Но с этим ближневосточным "брожением" не все было так просто как
утверждали наши паспорта, в которых власти (в 1957-м) запрещали к примеру
нам посещать Израиль, что взбесило Ирвина, и не зря, судя по тому факту
что арабам было совершенно наплевать еврей он или еще кто, до тех пока он
ведет себя как надо, а уж это он умел. Этим-то "международные тусовщики"
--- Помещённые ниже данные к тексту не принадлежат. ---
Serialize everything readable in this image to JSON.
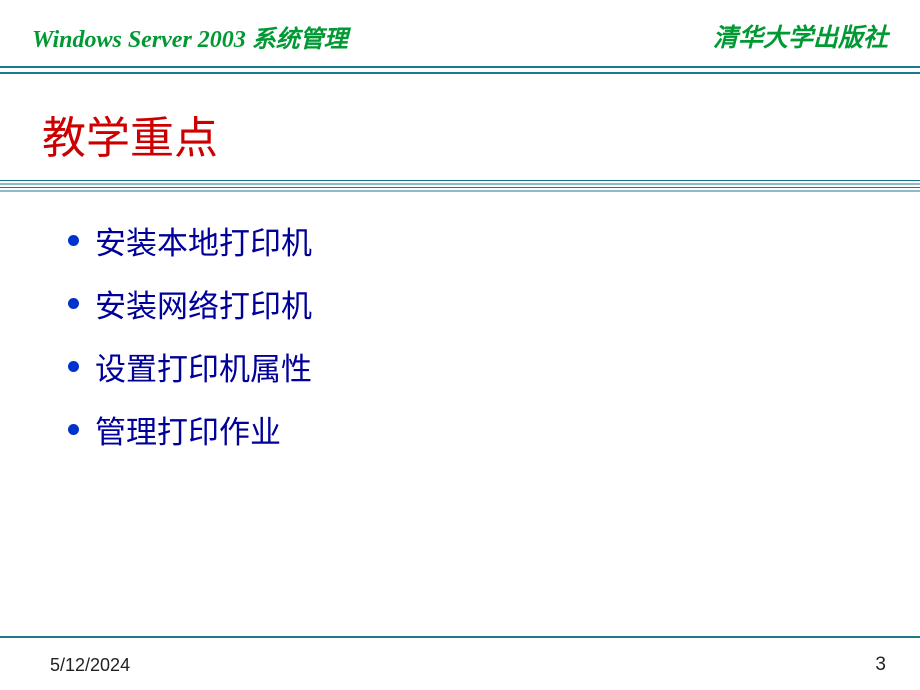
{
  "header": {
    "left": "Windows Server 2003 系统管理",
    "right": "清华大学出版社"
  },
  "title": "教学重点",
  "bullets": [
    "安装本地打印机",
    "安装网络打印机",
    "设置打印机属性",
    "管理打印作业"
  ],
  "footer": {
    "date": "5/12/2024",
    "page": "3"
  }
}
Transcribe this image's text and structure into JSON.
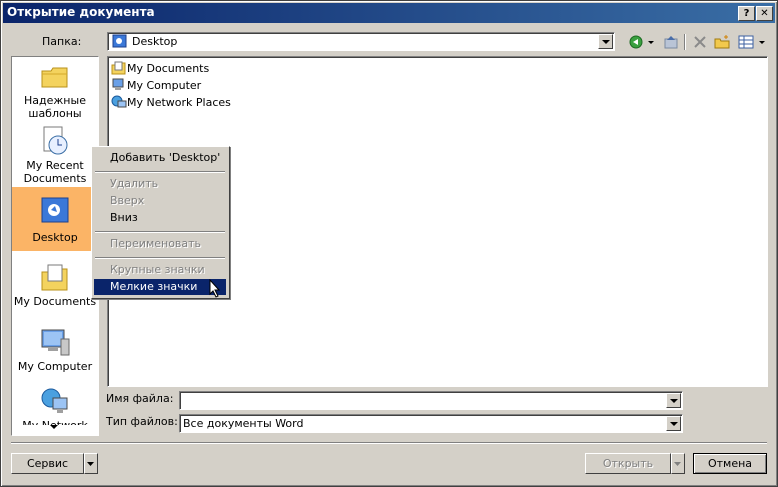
{
  "window": {
    "title": "Открытие документа",
    "help_btn": "?",
    "close_btn": "✕"
  },
  "lookin": {
    "label": "Папка:",
    "value": "Desktop"
  },
  "places": [
    {
      "label": "Надежные шаблоны",
      "icon": "folder-icon"
    },
    {
      "label": "My Recent Documents",
      "icon": "recent-documents-icon"
    },
    {
      "label": "Desktop",
      "icon": "desktop-icon"
    },
    {
      "label": "My Documents",
      "icon": "my-documents-icon"
    },
    {
      "label": "My Computer",
      "icon": "my-computer-icon"
    },
    {
      "label": "My Network Places",
      "icon": "network-places-icon"
    }
  ],
  "files": [
    {
      "name": "My Documents",
      "icon": "my-documents-icon"
    },
    {
      "name": "My Computer",
      "icon": "my-computer-icon"
    },
    {
      "name": "My Network Places",
      "icon": "network-places-icon"
    }
  ],
  "context_menu": {
    "add": "Добавить 'Desktop'",
    "delete": "Удалить",
    "up": "Вверх",
    "down": "Вниз",
    "rename": "Переименовать",
    "large_icons": "Крупные значки",
    "small_icons": "Мелкие значки"
  },
  "filename": {
    "label": "Имя файла:",
    "value": ""
  },
  "filetype": {
    "label": "Тип файлов:",
    "value": "Все документы Word"
  },
  "buttons": {
    "tools": "Сервис",
    "open": "Открыть",
    "cancel": "Отмена"
  },
  "colors": {
    "title_start": "#0a246a",
    "title_end": "#3a6ea5",
    "selected_place": "#fbb466",
    "menu_highlight": "#0a246a"
  }
}
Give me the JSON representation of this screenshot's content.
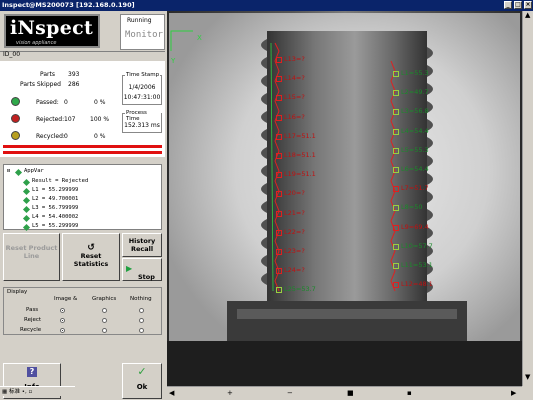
{
  "window": {
    "title": "Inspect@MS200073 [192.168.0.190]"
  },
  "logo": {
    "text": "iNspect",
    "tagline": "vision appliance"
  },
  "status": {
    "running": "Running",
    "mode": "Monitor"
  },
  "device": {
    "id": "ID_00"
  },
  "stats": {
    "parts_label": "Parts",
    "parts_value": "393",
    "skipped_label": "Parts Skipped",
    "skipped_value": "286",
    "passed_label": "Passed:",
    "passed_value": "0",
    "passed_pct": "0 %",
    "rejected_label": "Rejected:",
    "rejected_value": "107",
    "rejected_pct": "100 %",
    "recycled_label": "Recycled:",
    "recycled_value": "0",
    "recycled_pct": "0 %",
    "timestamp_label": "Time Stamp",
    "timestamp_date": "1/4/2006",
    "timestamp_time": "10:47:31:00",
    "process_label": "Process Time",
    "process_value": "152.313 ms",
    "colors": {
      "passed": "#2fa84a",
      "rejected": "#c02020",
      "recycled": "#b8a020"
    }
  },
  "tree": {
    "root": "AppVar",
    "items": [
      "Result = Rejected",
      "L1 = 55.299999",
      "L2 = 49.700001",
      "L3 = 56.799999",
      "L4 = 54.400002",
      "L5 = 55.299999"
    ]
  },
  "buttons": {
    "reset_product": "Reset Product Line",
    "reset_stats": "Reset Statistics",
    "history": "History Recall",
    "stop": "Stop",
    "info": "Info",
    "ok": "Ok"
  },
  "display": {
    "title": "Display",
    "col1": "Image &",
    "col2": "Graphics",
    "col3": "Nothing",
    "rows": [
      "Pass",
      "Reject",
      "Recycle"
    ]
  },
  "taskbar": {
    "text": "标准"
  },
  "image": {
    "origin_x": "X",
    "origin_y": "Y",
    "left_labels": [
      "L13=?",
      "L14=?",
      "L15=?",
      "L16=?",
      "L17=51.1",
      "L18=51.1",
      "L19=51.1",
      "L20=?",
      "L21=?",
      "L22=?",
      "L23=?",
      "L24=?",
      "L25=53.7"
    ],
    "right_labels": [
      "L1=55.3",
      "L2=49.7",
      "L3=56.8",
      "L4=54.4",
      "L5=55.3",
      "L6=54.4",
      "L7=51.7",
      "L8=50",
      "L9=69.4",
      "L10=57.7",
      "L11=53.1",
      "L12=48.1"
    ]
  }
}
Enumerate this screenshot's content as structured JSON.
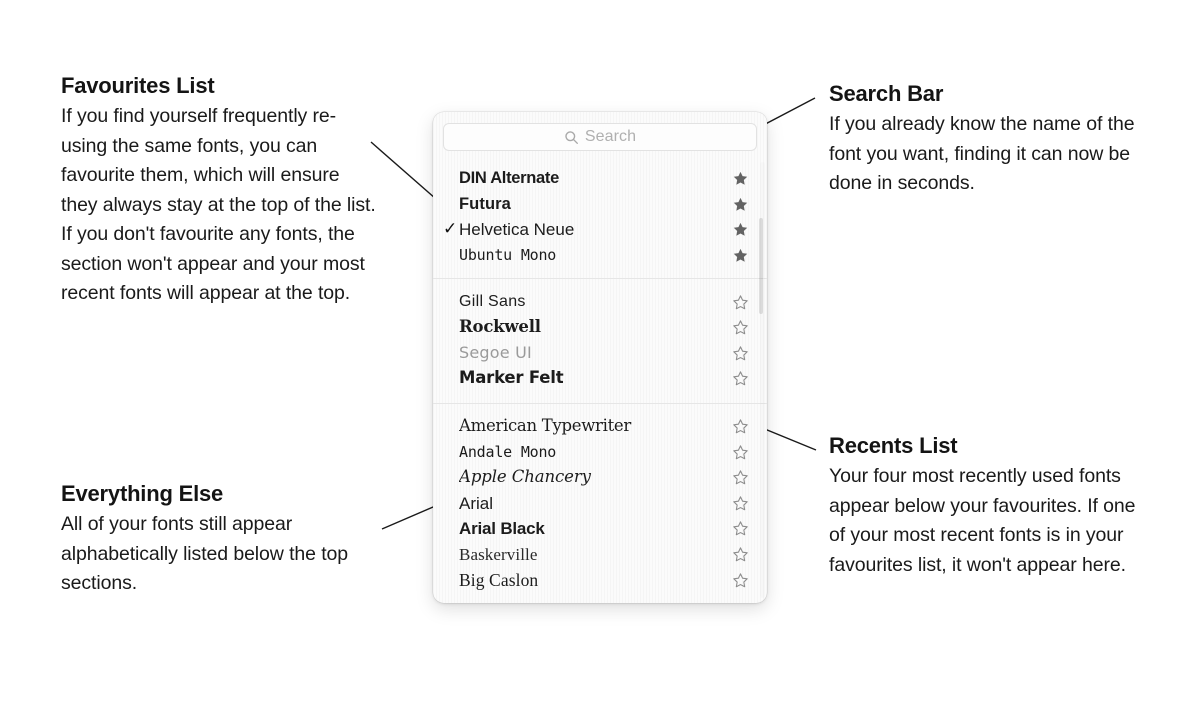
{
  "annotations": {
    "favourites": {
      "title": "Favourites List",
      "body": "If you find yourself frequently re-using the same fonts, you can favourite them, which will ensure they always stay at the top of the list. If you don't favourite any fonts, the section won't appear and your most recent fonts will appear at the top."
    },
    "everything_else": {
      "title": "Everything Else",
      "body": "All of your fonts still appear alphabetically listed below the top sections."
    },
    "search_bar": {
      "title": "Search Bar",
      "body": "If you already know the name of the font you want, finding it can now be done in seconds."
    },
    "recents": {
      "title": "Recents List",
      "body": "Your four most recently used fonts appear below your favourites. If one of your most recent fonts is in your favourites list, it won't appear here."
    }
  },
  "font_picker": {
    "search": {
      "placeholder": "Search",
      "value": "",
      "icon": "search-icon"
    },
    "sections": [
      {
        "id": "favourites",
        "rows": [
          {
            "name": "DIN Alternate",
            "spec": "spec-din",
            "checked": false,
            "star": "filled"
          },
          {
            "name": "Futura",
            "spec": "spec-futura",
            "checked": false,
            "star": "filled"
          },
          {
            "name": "Helvetica Neue",
            "spec": "spec-helvetica",
            "checked": true,
            "star": "filled"
          },
          {
            "name": "Ubuntu Mono",
            "spec": "spec-ubuntu",
            "checked": false,
            "star": "filled"
          }
        ]
      },
      {
        "id": "recents",
        "rows": [
          {
            "name": "Gill Sans",
            "spec": "spec-gillsans",
            "checked": false,
            "star": "hollow"
          },
          {
            "name": "Rockwell",
            "spec": "spec-rockwell",
            "checked": false,
            "star": "hollow"
          },
          {
            "name": "Segoe UI",
            "spec": "spec-segoe",
            "checked": false,
            "star": "hollow"
          },
          {
            "name": "Marker Felt",
            "spec": "spec-marker",
            "checked": false,
            "star": "hollow"
          }
        ]
      },
      {
        "id": "all-fonts",
        "rows": [
          {
            "name": "American Typewriter",
            "spec": "spec-amtype",
            "checked": false,
            "star": "hollow"
          },
          {
            "name": "Andale Mono",
            "spec": "spec-andale",
            "checked": false,
            "star": "hollow"
          },
          {
            "name": "Apple Chancery",
            "spec": "spec-chancery",
            "checked": false,
            "star": "hollow"
          },
          {
            "name": "Arial",
            "spec": "spec-arial",
            "checked": false,
            "star": "hollow"
          },
          {
            "name": "Arial Black",
            "spec": "spec-arialblk",
            "checked": false,
            "star": "hollow"
          },
          {
            "name": "Baskerville",
            "spec": "spec-baskerv",
            "checked": false,
            "star": "hollow"
          },
          {
            "name": "Big Caslon",
            "spec": "spec-bigcaslon",
            "checked": false,
            "star": "hollow"
          }
        ]
      }
    ],
    "checkmark_glyph": "✓"
  },
  "colors": {
    "background": "#ffffff",
    "panel": "#fbfbfb",
    "text": "#1a1a1a",
    "star_filled": "#636363",
    "star_hollow_outline": "#8c8c8c",
    "placeholder": "#b0b0b0",
    "divider": "#e6e6e6",
    "leader_line": "#1a1a1a"
  }
}
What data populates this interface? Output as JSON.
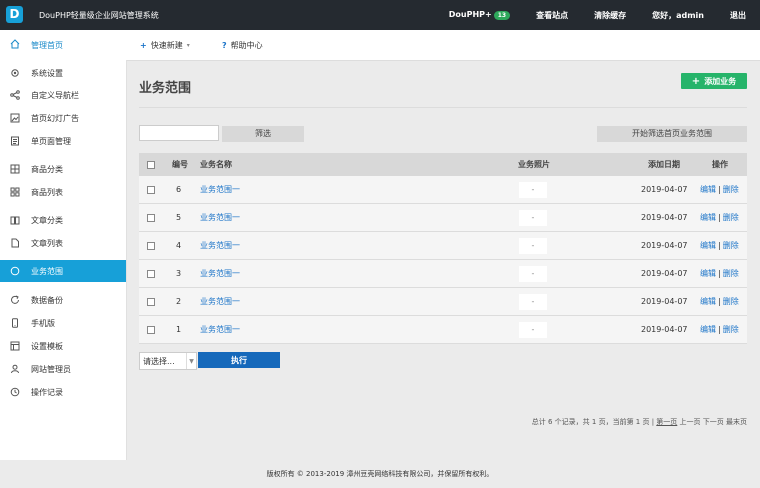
{
  "topbar": {
    "logo_text": "D",
    "system_name": "DouPHP轻量级企业网站管理系统",
    "douphp_label": "DouPHP+",
    "douphp_badge": "13",
    "view_site": "查看站点",
    "clear_cache": "清除缓存",
    "greeting": "您好，admin",
    "logout": "退出"
  },
  "subbar": {
    "home_label": "管理首页",
    "quick_new": "快速新建",
    "help_center": "帮助中心"
  },
  "sidebar": {
    "items": [
      {
        "label": "系统设置",
        "icon": "gear-icon"
      },
      {
        "label": "自定义导航栏",
        "icon": "share-icon"
      },
      {
        "label": "首页幻灯广告",
        "icon": "image-icon"
      },
      {
        "label": "单页面管理",
        "icon": "document-icon"
      },
      {
        "label": "商品分类",
        "icon": "grid-icon"
      },
      {
        "label": "商品列表",
        "icon": "apps-icon"
      },
      {
        "label": "文章分类",
        "icon": "book-icon"
      },
      {
        "label": "文章列表",
        "icon": "file-icon"
      },
      {
        "label": "业务范围",
        "icon": "circle-icon"
      },
      {
        "label": "数据备份",
        "icon": "refresh-icon"
      },
      {
        "label": "手机版",
        "icon": "mobile-icon"
      },
      {
        "label": "设置模板",
        "icon": "template-icon"
      },
      {
        "label": "网站管理员",
        "icon": "user-icon"
      },
      {
        "label": "操作记录",
        "icon": "clock-icon"
      }
    ]
  },
  "main": {
    "title": "业务范围",
    "add_button": "添加业务",
    "filter_input_value": "",
    "filter_button": "筛选",
    "home_filter_button": "开始筛选首页业务范围",
    "columns": [
      "编号",
      "业务名称",
      "业务照片",
      "添加日期",
      "操作"
    ],
    "rows": [
      {
        "id": "6",
        "name": "业务范围一",
        "photo": "-",
        "date": "2019-04-07",
        "edit": "编辑",
        "delete": "删除"
      },
      {
        "id": "5",
        "name": "业务范围一",
        "photo": "-",
        "date": "2019-04-07",
        "edit": "编辑",
        "delete": "删除"
      },
      {
        "id": "4",
        "name": "业务范围一",
        "photo": "-",
        "date": "2019-04-07",
        "edit": "编辑",
        "delete": "删除"
      },
      {
        "id": "3",
        "name": "业务范围一",
        "photo": "-",
        "date": "2019-04-07",
        "edit": "编辑",
        "delete": "删除"
      },
      {
        "id": "2",
        "name": "业务范围一",
        "photo": "-",
        "date": "2019-04-07",
        "edit": "编辑",
        "delete": "删除"
      },
      {
        "id": "1",
        "name": "业务范围一",
        "photo": "-",
        "date": "2019-04-07",
        "edit": "编辑",
        "delete": "删除"
      }
    ],
    "batch_select": "请选择...",
    "execute_button": "执行",
    "pagination": {
      "summary": "总计 6 个记录，共 1 页，当前第 1 页 |",
      "first": "第一页",
      "prev": "上一页",
      "next": "下一页",
      "last": "最末页"
    }
  },
  "footer": {
    "copyright": "版权所有 © 2013-2019 漳州豆壳网络科技有限公司，并保留所有权利。"
  },
  "colors": {
    "topbar_bg": "#252a30",
    "accent": "#17a0d8",
    "add_green": "#26b46a",
    "execute_blue": "#1669bb",
    "link_blue": "#1a73c8"
  }
}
и отличаются, о чем я уже писал.
Одного лишь взгляда на чиновников американского Консульства, куда мы зашли
из-за гнусной бумажной рутины, хватило чтобы понять что же не так с
американской "дипломатией" повсюду в феллахском мире: - чопорные, лезущие
в чужие дела и твердолобые, презирающие даже собственных соотечественников
если те не носят галстуков, будто этот галстук и то что он собой выражает
что-нибудь значат для голодных берберов приезжающих в Танжер каждую
субботу утром, на смиренных осликах, как Христос, везя корзины жалких
фруктов или фиников, и возвращаясь в сумерках маячащими неясными силуэтами
вдоль холма и железнодорожных путей. Железнодорожных путей, где все еще
бродили босые пророки и учили встречных детишек Корану. Почему
американский консул никогда не заходил в тот пацанский зальчик, где сидел
и курил Мохаммед Майе? и не подсаживался к сидящим на корточках на
задворках пустых зданий старым арабам, разговаривавшим руками? почему он
не делал ничего такого? Вместо этого жизнь их заполнена частными
лимузинами, гостиничными ресторанами, приемами в пригородах, бесконечным
лицемерным отторжением во имя "демократии" всего того что суть сила и соль
каждой земли.
Мальчишки-нищие спали положив головы на столы, пока Мохаммед Майе
передавал трубку за трубкой крепкого кефа и гашиша, объясняя нам свой
город. Он показал за окно на мостовую под окнами "Море иногда доходило
сюда". Старая метка потопа, он все еще здесь, потоп, у дверей.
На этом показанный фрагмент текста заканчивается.